Washington Post sportswriter John Feinstein wrote the book on college basketball—quite literally, in the case of A Season on the Brink, his 1986 magnum opus on a year spent with Indiana's men’s team.
Feinstein has been to 39 Final Fours during his career. This year’s men’s event, being contested Saturday in Houston by Connecticut, Miami, San Diego State and Florida Atlantic, would have been his 40th. However, Feinstein is staying home for this one, a decision he discussed at length in a Post column Thursday morning.
The veteran scribe cited a column from June 22 in which he wrote that the NCAA should move both the men’s and women’s Final Fours out of Texas following the shooting deaths of 19 children and two teachers at an elementary school in Uvalde last May. The men’s NCAA tournament is being held in Houston, while Dallas plays host to the women’s event.

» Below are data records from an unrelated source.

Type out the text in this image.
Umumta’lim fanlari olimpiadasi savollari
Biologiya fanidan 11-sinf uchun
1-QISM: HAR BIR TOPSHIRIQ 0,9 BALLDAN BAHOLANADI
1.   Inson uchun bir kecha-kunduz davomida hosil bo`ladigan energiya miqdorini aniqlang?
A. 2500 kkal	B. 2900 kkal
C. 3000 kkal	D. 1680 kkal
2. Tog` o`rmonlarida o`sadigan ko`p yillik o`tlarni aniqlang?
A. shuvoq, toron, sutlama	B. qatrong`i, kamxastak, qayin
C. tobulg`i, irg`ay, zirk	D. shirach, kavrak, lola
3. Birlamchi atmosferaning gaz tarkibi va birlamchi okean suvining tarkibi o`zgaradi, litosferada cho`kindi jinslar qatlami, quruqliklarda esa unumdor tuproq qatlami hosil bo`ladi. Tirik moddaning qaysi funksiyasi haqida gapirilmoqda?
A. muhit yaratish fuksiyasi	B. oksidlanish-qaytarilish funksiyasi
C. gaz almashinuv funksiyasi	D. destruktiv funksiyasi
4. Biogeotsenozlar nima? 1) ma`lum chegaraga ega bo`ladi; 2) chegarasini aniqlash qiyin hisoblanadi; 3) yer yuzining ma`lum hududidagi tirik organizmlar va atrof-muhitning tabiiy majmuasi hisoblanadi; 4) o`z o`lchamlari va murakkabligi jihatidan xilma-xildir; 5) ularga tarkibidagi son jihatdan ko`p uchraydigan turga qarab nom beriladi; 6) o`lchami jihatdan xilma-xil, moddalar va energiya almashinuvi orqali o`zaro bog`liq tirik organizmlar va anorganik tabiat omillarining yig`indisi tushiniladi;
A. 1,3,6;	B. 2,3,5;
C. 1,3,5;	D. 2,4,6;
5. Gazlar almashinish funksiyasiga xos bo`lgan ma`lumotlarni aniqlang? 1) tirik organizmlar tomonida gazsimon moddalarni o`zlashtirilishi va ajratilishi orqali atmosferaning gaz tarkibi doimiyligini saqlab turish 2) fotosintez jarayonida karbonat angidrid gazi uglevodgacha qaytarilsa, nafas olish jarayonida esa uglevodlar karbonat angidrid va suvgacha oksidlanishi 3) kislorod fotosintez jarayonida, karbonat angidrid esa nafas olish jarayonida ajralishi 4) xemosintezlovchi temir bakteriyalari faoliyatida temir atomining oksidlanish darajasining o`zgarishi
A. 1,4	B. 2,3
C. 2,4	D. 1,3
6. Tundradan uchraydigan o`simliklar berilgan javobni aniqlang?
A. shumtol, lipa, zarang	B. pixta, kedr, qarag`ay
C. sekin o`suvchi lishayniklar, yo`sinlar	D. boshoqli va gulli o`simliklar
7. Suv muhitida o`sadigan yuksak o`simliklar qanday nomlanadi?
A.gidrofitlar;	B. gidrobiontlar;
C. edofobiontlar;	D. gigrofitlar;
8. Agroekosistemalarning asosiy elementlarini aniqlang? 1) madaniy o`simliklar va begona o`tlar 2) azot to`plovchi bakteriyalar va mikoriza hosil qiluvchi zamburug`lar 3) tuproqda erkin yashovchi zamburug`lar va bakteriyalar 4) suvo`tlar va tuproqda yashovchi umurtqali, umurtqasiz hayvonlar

Specifically, Feinstein expressed a belief that the tournaments should be relocated “until and unless that state passed something resembling meaningful gun legislation.”
That did not happen, as Feinstein pointed out, and gun violence continues to plague American life. On Monday, three children and three adults were shot and killed at Covenant School in Nashville’s Green Hills neighborhood.
“I knew two things for certain when I wrote the column: Texas wasn’t going to change its gun laws, and the NCAA was going to hide under a rock and do nothing,” Feinstein said. “Sometimes you have to tilt at windmills.”